Terlihat Lena menangis seperti anak kecil, di luar stadion. Lena tak tahu bahwa semua gerakannya terus diawasi David yang duduk manis dengan dipayungi dan dikipasi kipas elektrik oleh satu pengawal dan Axel.
“Tuan, Nona Shinta baru tiba di sebuah restoran bersama Tara.” Axel berdiri di belakang David, di sisi kanan, dengan tangan mengotak-ngatik tablet. Kepala Axel ikut berteduh di dalam payung besar untuk bisa melihat tulisan di layar. “Ah ini ada yang menarik. Sepertinya, Nona Lena juga diselingkuhi. Mungkin ini yang membuat dia menangis.”
David meraih tablet dari tangan Axel, lalu tertawa terbahak-bahak. Ternyata dia tidak sendirian. “Si4lan, pengkhianat ada dimana-mana. Apa Lena cocok untuk menjadi pendampingku, Axel?”
“Wow gila, sangat tidak cocok. Kakek Leora, nanti pasti menentang. Milyader perusahaan coklat terbesar di Italia dan mendunia. Justru cucunya berjodoh dengan pengusaha rumahan,” batin Axel lalu berdeham.
“Apa, Tuan, saya tidak mengerti arti kata ‘cocok’ yang anda maxud dalam hal pendamping untuk apa? Pacar, simpanan, nyonya atau yang mana?” Axel menggaruk punggung tangannya saat David melihat video pacar Lena yang melamar perempuan lain di dalam stadion.
“Menurutmu cocok yang mana dia?”
Axel melirik tuanya yang terus senyum-senyum sendiri, pasti tuannya sedang membayangkan salah satunya. “Nona Lena naif-menganggap semua orang baik, kekanak-kanakan dan menyedihkan. Masa Nona tidak tahu pacarnya pergi ke Qatar? Oh bahkan untuk sebagai simpanan sangat tidak cocok, Tuan.”
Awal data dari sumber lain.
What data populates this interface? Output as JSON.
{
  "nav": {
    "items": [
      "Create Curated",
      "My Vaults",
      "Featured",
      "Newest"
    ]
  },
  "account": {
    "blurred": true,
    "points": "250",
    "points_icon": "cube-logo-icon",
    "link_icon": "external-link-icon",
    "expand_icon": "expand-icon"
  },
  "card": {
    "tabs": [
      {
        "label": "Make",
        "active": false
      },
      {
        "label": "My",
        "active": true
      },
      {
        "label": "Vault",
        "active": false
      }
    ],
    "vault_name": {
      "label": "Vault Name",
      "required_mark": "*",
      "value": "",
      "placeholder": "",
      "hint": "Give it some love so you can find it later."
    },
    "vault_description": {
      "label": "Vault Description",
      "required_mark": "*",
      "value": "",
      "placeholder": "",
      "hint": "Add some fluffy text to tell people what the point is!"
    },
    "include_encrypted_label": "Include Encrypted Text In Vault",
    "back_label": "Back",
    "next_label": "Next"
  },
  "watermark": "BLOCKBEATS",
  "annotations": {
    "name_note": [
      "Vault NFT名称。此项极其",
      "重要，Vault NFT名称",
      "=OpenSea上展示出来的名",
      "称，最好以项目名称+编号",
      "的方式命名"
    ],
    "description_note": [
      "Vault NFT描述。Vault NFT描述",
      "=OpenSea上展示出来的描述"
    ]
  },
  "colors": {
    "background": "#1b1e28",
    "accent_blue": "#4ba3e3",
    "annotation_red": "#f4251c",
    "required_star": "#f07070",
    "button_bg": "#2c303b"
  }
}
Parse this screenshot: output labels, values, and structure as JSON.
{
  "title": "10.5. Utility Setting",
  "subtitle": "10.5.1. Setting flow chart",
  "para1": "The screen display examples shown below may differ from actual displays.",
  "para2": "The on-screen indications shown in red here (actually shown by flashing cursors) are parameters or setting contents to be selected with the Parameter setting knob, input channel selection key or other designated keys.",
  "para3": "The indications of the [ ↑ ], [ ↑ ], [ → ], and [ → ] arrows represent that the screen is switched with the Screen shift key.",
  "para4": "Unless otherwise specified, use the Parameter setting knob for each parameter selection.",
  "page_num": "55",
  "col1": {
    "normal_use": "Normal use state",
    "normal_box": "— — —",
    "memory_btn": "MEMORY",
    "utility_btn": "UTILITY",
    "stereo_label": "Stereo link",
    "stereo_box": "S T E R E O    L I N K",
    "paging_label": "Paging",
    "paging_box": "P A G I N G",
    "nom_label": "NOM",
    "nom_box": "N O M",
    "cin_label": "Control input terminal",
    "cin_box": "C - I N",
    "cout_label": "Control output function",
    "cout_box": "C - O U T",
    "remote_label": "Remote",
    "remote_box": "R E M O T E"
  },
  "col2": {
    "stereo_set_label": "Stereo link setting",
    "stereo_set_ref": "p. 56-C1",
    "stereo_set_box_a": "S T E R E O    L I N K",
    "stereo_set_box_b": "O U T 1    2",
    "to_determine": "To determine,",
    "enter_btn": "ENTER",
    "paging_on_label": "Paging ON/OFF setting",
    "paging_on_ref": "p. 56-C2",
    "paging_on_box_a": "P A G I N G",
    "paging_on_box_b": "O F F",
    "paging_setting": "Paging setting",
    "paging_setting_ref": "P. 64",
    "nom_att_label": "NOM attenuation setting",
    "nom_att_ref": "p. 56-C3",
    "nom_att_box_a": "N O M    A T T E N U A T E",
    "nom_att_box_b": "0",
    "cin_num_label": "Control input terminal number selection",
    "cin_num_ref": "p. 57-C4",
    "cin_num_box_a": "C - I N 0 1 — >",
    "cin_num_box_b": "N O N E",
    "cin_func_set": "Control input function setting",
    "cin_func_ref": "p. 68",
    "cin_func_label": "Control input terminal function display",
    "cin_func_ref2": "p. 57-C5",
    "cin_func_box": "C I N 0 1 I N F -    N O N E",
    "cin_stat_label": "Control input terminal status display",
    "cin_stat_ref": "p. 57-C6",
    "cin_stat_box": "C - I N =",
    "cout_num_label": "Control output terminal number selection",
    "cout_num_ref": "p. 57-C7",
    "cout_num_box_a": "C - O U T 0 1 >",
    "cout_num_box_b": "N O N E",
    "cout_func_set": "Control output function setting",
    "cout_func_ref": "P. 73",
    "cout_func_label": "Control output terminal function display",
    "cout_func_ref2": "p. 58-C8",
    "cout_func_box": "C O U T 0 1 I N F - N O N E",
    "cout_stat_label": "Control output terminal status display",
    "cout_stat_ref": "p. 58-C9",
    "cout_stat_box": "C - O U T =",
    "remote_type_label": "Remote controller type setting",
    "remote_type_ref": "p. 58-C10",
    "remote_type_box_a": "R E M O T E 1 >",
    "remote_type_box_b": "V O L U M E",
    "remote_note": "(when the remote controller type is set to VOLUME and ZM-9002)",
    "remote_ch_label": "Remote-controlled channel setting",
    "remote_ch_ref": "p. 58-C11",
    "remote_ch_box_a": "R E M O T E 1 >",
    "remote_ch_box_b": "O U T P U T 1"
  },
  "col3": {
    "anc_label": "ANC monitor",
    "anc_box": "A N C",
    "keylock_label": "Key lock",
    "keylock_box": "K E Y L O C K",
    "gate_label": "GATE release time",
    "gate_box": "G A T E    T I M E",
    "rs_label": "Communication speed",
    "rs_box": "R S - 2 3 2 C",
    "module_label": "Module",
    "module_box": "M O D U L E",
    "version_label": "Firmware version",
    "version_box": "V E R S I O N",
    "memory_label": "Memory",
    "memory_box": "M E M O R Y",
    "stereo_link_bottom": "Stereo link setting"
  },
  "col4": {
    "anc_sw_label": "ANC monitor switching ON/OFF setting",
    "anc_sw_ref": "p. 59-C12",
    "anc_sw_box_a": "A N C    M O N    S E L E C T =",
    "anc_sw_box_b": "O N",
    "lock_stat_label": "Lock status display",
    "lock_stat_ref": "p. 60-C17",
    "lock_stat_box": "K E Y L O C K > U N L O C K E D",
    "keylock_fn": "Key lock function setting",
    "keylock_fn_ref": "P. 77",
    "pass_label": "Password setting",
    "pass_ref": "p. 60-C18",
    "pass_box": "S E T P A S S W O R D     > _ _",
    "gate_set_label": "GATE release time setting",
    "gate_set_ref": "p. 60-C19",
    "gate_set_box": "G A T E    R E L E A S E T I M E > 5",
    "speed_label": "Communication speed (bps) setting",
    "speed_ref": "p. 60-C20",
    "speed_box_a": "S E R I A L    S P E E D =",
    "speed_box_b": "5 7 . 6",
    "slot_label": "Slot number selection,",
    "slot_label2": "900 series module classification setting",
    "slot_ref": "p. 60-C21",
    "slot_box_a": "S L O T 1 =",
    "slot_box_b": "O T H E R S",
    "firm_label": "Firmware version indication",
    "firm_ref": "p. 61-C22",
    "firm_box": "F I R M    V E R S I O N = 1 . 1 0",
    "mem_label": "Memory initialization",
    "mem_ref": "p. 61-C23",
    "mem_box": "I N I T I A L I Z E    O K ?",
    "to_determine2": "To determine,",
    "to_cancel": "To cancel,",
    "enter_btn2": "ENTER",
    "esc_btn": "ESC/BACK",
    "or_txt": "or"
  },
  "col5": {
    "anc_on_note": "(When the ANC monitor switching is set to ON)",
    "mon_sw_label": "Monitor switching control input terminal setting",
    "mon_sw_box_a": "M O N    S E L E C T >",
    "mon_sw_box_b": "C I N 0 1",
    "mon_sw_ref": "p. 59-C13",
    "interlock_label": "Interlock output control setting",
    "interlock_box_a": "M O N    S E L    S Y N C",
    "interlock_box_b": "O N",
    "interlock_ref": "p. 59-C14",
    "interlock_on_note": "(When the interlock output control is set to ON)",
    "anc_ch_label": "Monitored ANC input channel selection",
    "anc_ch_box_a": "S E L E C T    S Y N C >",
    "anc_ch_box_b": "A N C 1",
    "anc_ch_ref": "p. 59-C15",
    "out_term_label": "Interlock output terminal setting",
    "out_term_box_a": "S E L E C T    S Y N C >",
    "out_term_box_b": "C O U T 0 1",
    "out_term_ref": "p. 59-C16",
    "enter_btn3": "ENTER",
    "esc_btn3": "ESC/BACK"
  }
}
David dan Axel melihat Lena yang berdiri dengan menendang-nendang dinding, perilaku itu membuat David sulit menahan tawa karena dia jadi ingat pada dirinya yang juga naif semalam. Bukankah Lena seperti cerminan dirinya? Ya, cocok bagi David, dia tahu betul rasanya seperti apa itu diselingkuhi.
“Kamu salah Axel. Justru karena dia terlalu naif, aku menyukainya. Ikuti terus pacar Lena, aku mau setiap lokasi yang didatanginya,” titah David langsung dengan nada rendah serius dan Axel merinding saat mengambil tablet miliknya.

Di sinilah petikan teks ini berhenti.